Resource: Kid Inventor: The Collapsible Lacrosse Stick

Media Type:
QuickTime Video

Length: 1m 07s
Size: 1.6 MB

or

Many inventions are born of a need to be able to easily store or transport an item without negatively affecting its intended function. In this video segment from ZOOM, a young inventor named Lauren explains the motivation behind her collapsible lacrosse stick.
 

Teachers' Domain, Kid Inventor: The Collapsible Lacrosse Stick, published January 22, 2004, retrieved on ,
http://www.teachersdomain.org/resource/phy03.sci.engin.design.zstick/

An invention is something devised by human effort that didn't exist before. Inventions are by and large either responses to specific needs or products of the inventor's wish to do something more quickly or efficiently. Inventions rarely appear out of the blue. Inventors will often seek to adapt an older design, using a new material or configuration to suit a slightly different need. Think of all the different types of cups there are: glass ones, paper ones, plastic ones, teacups with handles, "sippy" cups, thermal mugs, and so on. Each of these was designed to meet a real or perceived need, shortcoming, or failure of the cups that came before it. And keep in mind that none of these cups has replaced the others; they merely continue to live side by side in cupboards everywhere.
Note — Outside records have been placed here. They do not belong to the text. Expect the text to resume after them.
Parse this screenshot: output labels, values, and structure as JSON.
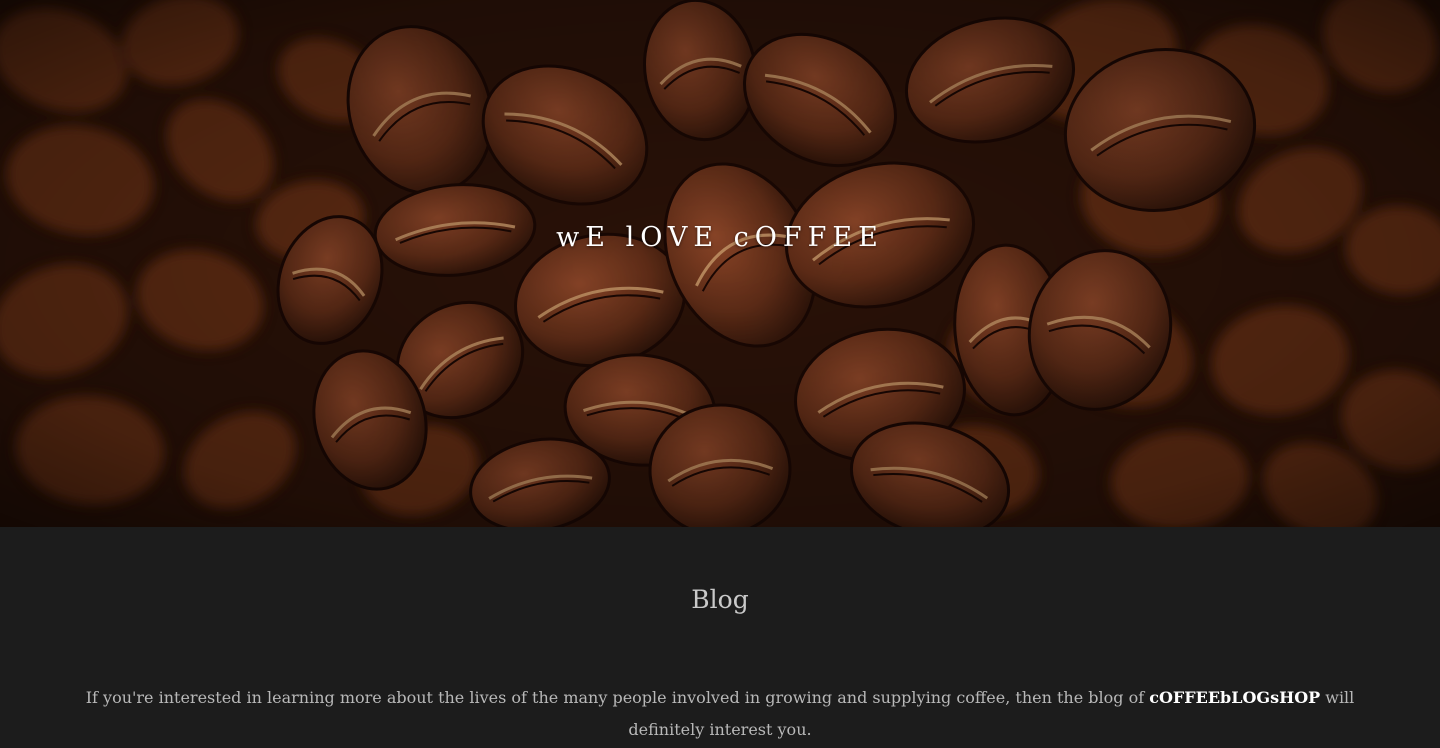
{
  "hero": {
    "title": "wE lOVE cOFFEE",
    "image_icon": "coffee-beans-photo",
    "colors": {
      "bean_dark": "#3a1a0d",
      "bean_mid": "#5e2c17",
      "bean_light": "#8a4528",
      "crease": "#c79a6a"
    }
  },
  "blog": {
    "heading": "Blog",
    "text_before": "If you're interested in learning more about the lives of the many people involved in growing and supplying coffee, then the blog of ",
    "brand": "cOFFEEbLOGsHOP",
    "text_after": " will definitely interest you."
  },
  "colors": {
    "background": "#1c1c1c",
    "heading": "#c9c9c9",
    "body_text": "#b8b8b8"
  }
}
At least in industrialized countries, it is more frequently want than need that drives the process of invention. Lauren, the girl inventor featured in this video segment, wants to make her lacrosse stick easier to transport to and from practice. The standard lacrosse stick is too long to fit into her backpack, and it is difficult to carry in her hand while she's riding her bike.

One solution to Lauren's problem would be to simply cut off and discard a long section of the stick, making it shorter and easier to carry. If she did this, though, she would lose much of the lacrosse stick's intended functionality. A long stick provides the lacrosse player with the reach and leverage necessary to catch and throw the lacrosse ball. Lauren's design must therefore allow her to temporarily shorten the stick for transport and then reassemble it for play.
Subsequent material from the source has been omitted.